Now here’s the most important part: I use Aurora and Nightly most of the time and my own experience is that both of them are actually very stable and can be used for daily browsing. It’s possible to install all the versions side-by-side on one machine and to have them use the same add-ons, preferences, history and bookmarks. This makes it possible for many testers to fully use them for whatever they need the browser for in their life without going back to the stable version. There certainly are surprises and bugs in functionality, but i have yet to encounter one that would make me give up. In comparison, in the old “Minefield” builds the browser would often crash before a tester would even notice these bugs, so it not so useful for testing.

This change is huge. Looking back at the year of this release schedule, this may be the biggest breakthrough in the world of web browsers since the release of Firefox 1.0 in 2004. In case you forgot, before Firefox was called “Firefox”, it was just “Mozilla”; it was innovative, but too experimental for the casual user: it had clunky user interface and it couldn’t open many websites, which were built with only Microsoft Internet Explorer in mind. Consequently, it was frequently laughed at. “Firefox” was an effort to take the great innovative thing that Mozilla was, clean it up and make it functional, shiny, inviting and easy to install and use. That effort was an earth-shaking success, that revived competition and innovation in Internet technologies.
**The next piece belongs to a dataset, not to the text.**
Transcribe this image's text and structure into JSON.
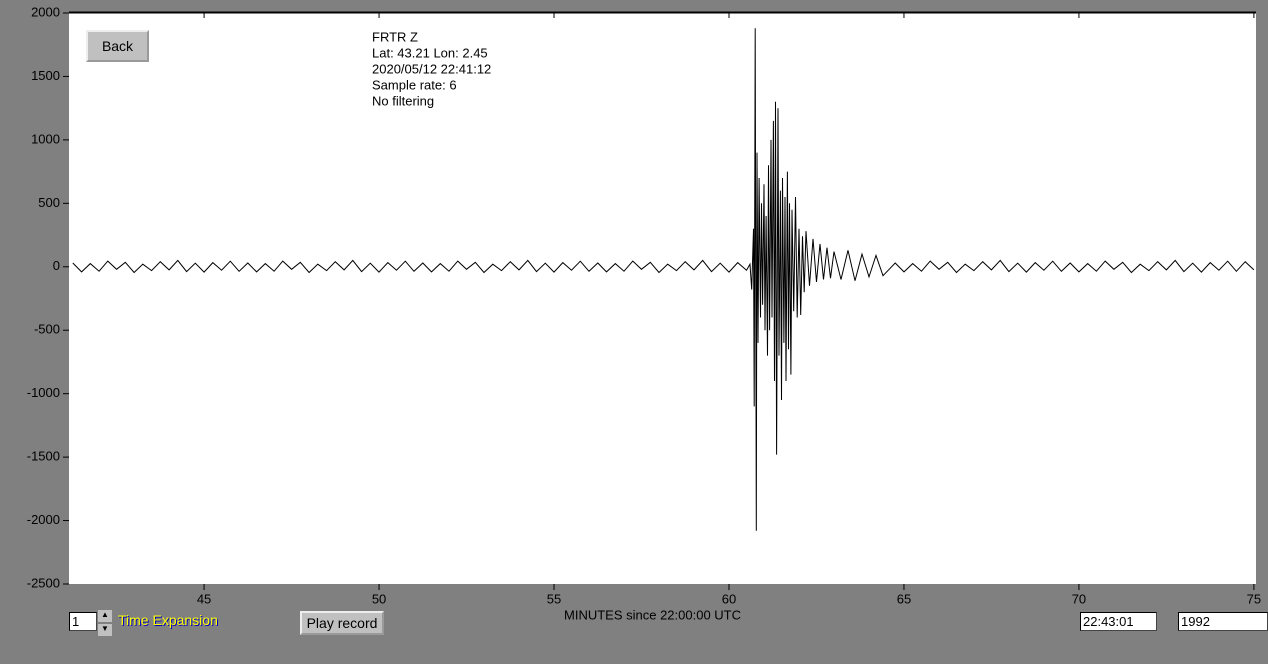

Aurora does to software testing what Firefox did to web browsing. It makes beta testing easy and fun for many people – it turns testing from a bug hunting game that only nerds want to play into a fun and unobtrusive thing that anybody can do without even noticing. And it is a yet another thing that the Mozilla Foundation does to make the web better for everybody, with everybody’s participation.

A few words about Mozilla’s competitors: The Google Chrome team does something similar with what they call “Canary builds”. I use them to peek into the future of Chrome and i occasionally report bugs in them, but i find them much less stable than Firefox Nightly, so they aren’t as game-changing. Just as Minefield from Mozilla’s distant past, they crash too often to be useful as a daily web browser, so i keep going back to Firefox Aurora. Microsoft releases new versions of Microsoft Internet Explorer very rarely and installing future test versions is way too hard for most people, so it’s not even in the game. Opera is in the middle: It releases new versions of its browser quite frequently and offers beta builds for downloading, but it doesn’t have a public bug tracking system, so i cannot really participate in the development process.

To sum things up: Download Firefox Aurora and start using it as your daily browser and report bugs if you find any. You’ll see that it’s easier than you thought to make the Web better.